Shoreline Management



 

Coastal Processes - Waves

The most common force for creating waves is the wind. As the wind blows across a smooth sea surface, the friction between the air and water results in small wrinkles or ripples. As the surface becomes rougher it is easier for the wind to grip the roughened water surface and add more energy, increasing the size of the waves. The energy of the wave is related to the height of the wave, the larger the wave the more energy it has.

Wave formation Three important factors control wave height over open water;

  • wind speed.
  • wind duration.
  • fetch (the distance over which the wind blows over the water).

    Only when all three of these factors occur together are waves of large sizes produced. For example; a small breeze blowing over a large fetch will only produce small waves, likewise a strong wind blowing for a short time over a large fetch will only produce small waves and if strong wind blow over a long time with a small fetch only small waves form.

    Wave fetch distances affecting the Sefton Coast
    Distances of fetch affecting the Sefton Coast.
    Reproduced from the Sefton Coast Database.

    The highest part of a wave is called the crest and the lowest part is called the trough. Waves are generally divided into two categories; deep-water waves and shallow water waves. Deep-water waves are independent of the seabed where as shallow water waves are influenced by the seabed topography.

    In shallow waters the waves behaviour can be affected by the topography of the seabed. When a wave feels the seabed it slows down and reduces the speed, distance and time between waves. This results in increased height and steepness of waves. At a certain point the seabed is shallow enough to form high steep waves that topple forward.

    The structure and shape of the shallow seabed can affect waves in other ways.

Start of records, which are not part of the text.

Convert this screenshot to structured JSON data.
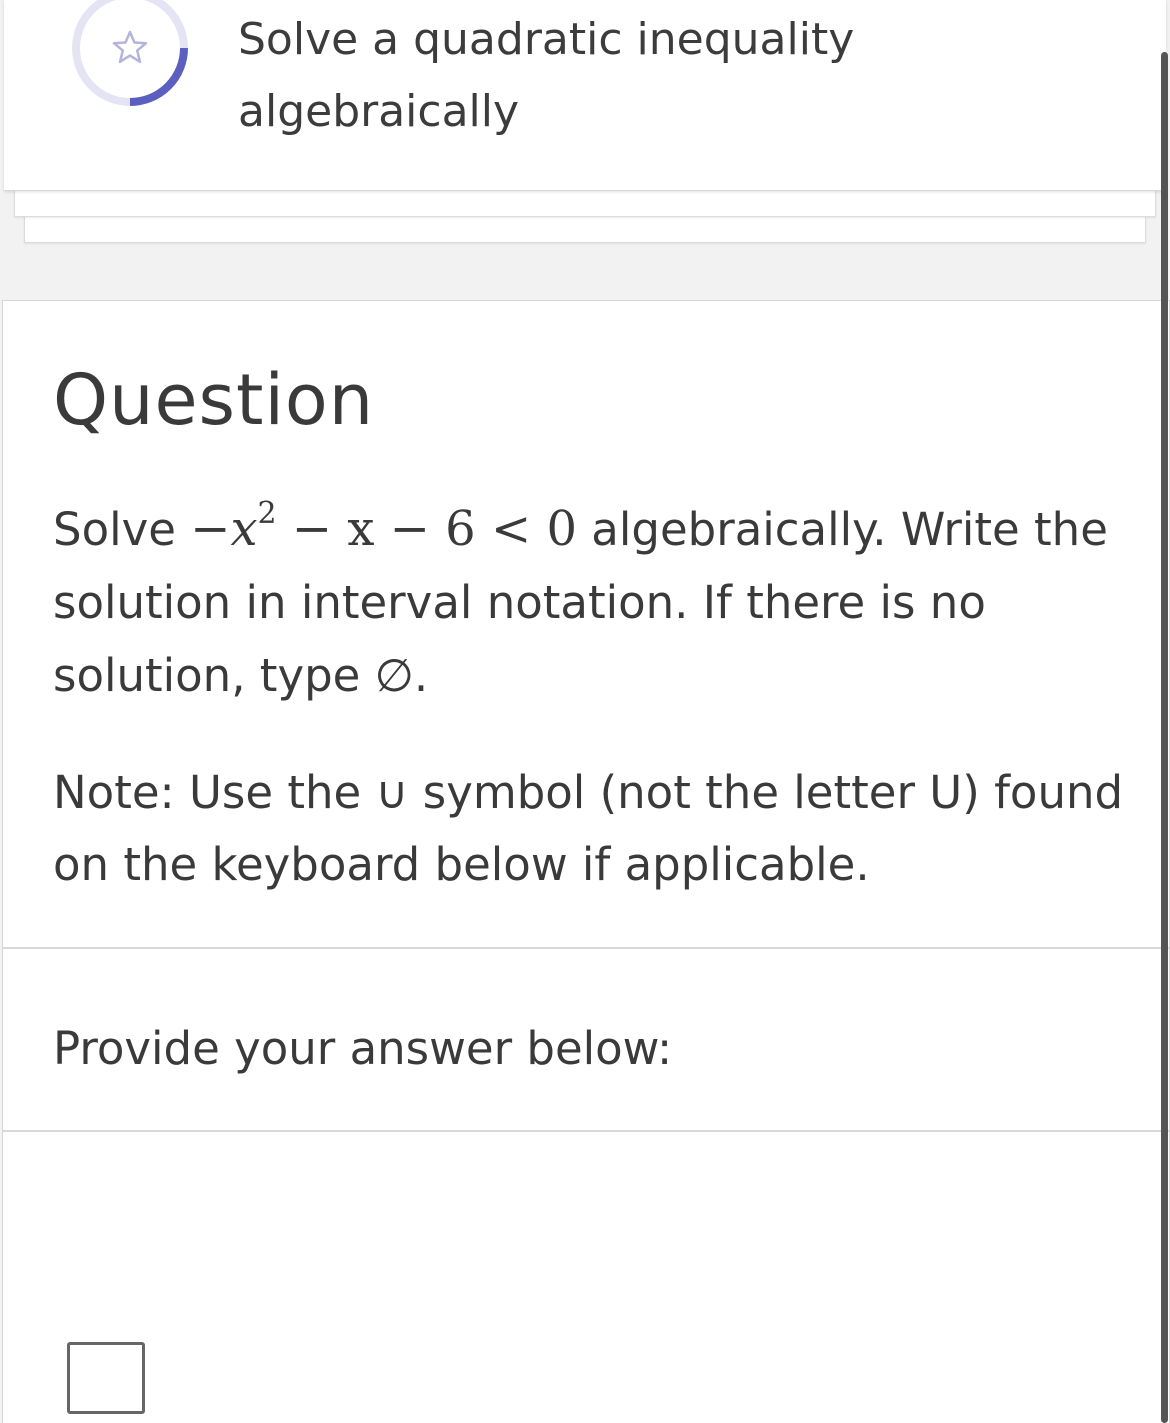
{
  "header": {
    "title": "Solve a quadratic inequality algebraically",
    "progress_icon": "star-icon",
    "ring_track_color": "#e4e4f4",
    "ring_progress_color": "#5b5fbf"
  },
  "question": {
    "heading": "Question",
    "prompt_prefix": "Solve",
    "expression": {
      "minus": "−",
      "variable": "x",
      "exponent": "2",
      "rest": " − x − 6 < 0"
    },
    "prompt_suffix": "algebraically. Write the solution in interval notation. If there is no solution, type ∅.",
    "note_prefix": "Note: Use the",
    "union_symbol": "∪",
    "note_suffix": "symbol (not the letter U) found on the keyboard below if applicable."
  },
  "answer": {
    "label": "Provide your answer below:",
    "value": ""
  }
}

Waves can have their course altered, be focused onto a certain point or be spread out over a wider area.

    As a wave crashes on to the shore it releases it's energy. On a sandy or sedimentary shore this can result in the sediment being lifted into suspension. This process can dissipate a large amount of energy from the waves.

    Storm waves can often be more destructive than initially expected if they coincide with a storm surge. A storm surge occurs when low pressure associated with the storm raises the sea level, allowing the waves to travel further inshore without interference with the shore.

    High-energy events such as earthquakes, volcanic eruptions, landslides and meteor impacts can cause huge waves, known as tsunami, which can have devastating effects on coastal areas and easily reach heights of 10m. These waves can travel at very high speeds with large wavelengths. If you were in the middle of the ocean you would hardly notice these waves, they only become a threat in shallow coastal waters.

    Plumes of spray against Crosby SeawallOn the Sefton Coast the impact waves have on different shore types can be seen. At Crosby the narrow foreshore takes some of the energy out of the waves but at high tide waves can crash into the sea wall resulting in huge plumes of spray. In contrast the wide foreshore at Southport removes the majority of the energy from the waves before they reach the seawall and little if any spray is produced. The amount of spray is also influenced by the type of defence. This can best be observed just north of Southport Pier where the lake sluice gates have vertical walls and result in spray being produced in the area first.

    Different beach gradient can have an effect on how waves break onto the shore. Steep gradients see the waves breaking higher up the shore than on shallow beaches.

    The other features on the coast are more natural and are shaped by the waves and tides. The dunes differ along the coast from accreting to eroding. In the areas where the dunes are accreting the foreshore is generally wider and thus the waves have their energy greatly reduced before they reach the dunes. Only on the highest tides and stormy conditions do waves impact directly onto the dunes. On eroding sections of the dune system the foreshore is generally narrower and the waves often impact directly onto the foot of the dunes. During storms this can result in cliffs being formed which gradually slump into a more gentle slope. The sand eroded from the dunes by these storm and other waves will be redistributed across the shore.

    Other features that have an influence on the energy of the waves reaching the dunes or seawalls are the areas of salt marsh at Marshside and embryo dunes/incipient slack/marsh at Birkdale that are covered by the tide on occasion and greatly reduce the waves energy.

    Wave conditions along the Sefton shoreline vary due to the complex nearshore bank and channel arrangements that apply on the approaches to the Mersey and Ribble. The wave climates for Formby Point suggest that waves heights are increased off the point compared to offshore, possibly due to interaction with the Crosby Channel. This concurs with the view that changes in wave climate conditions at the point was the primary cause of erosion of Formby Point.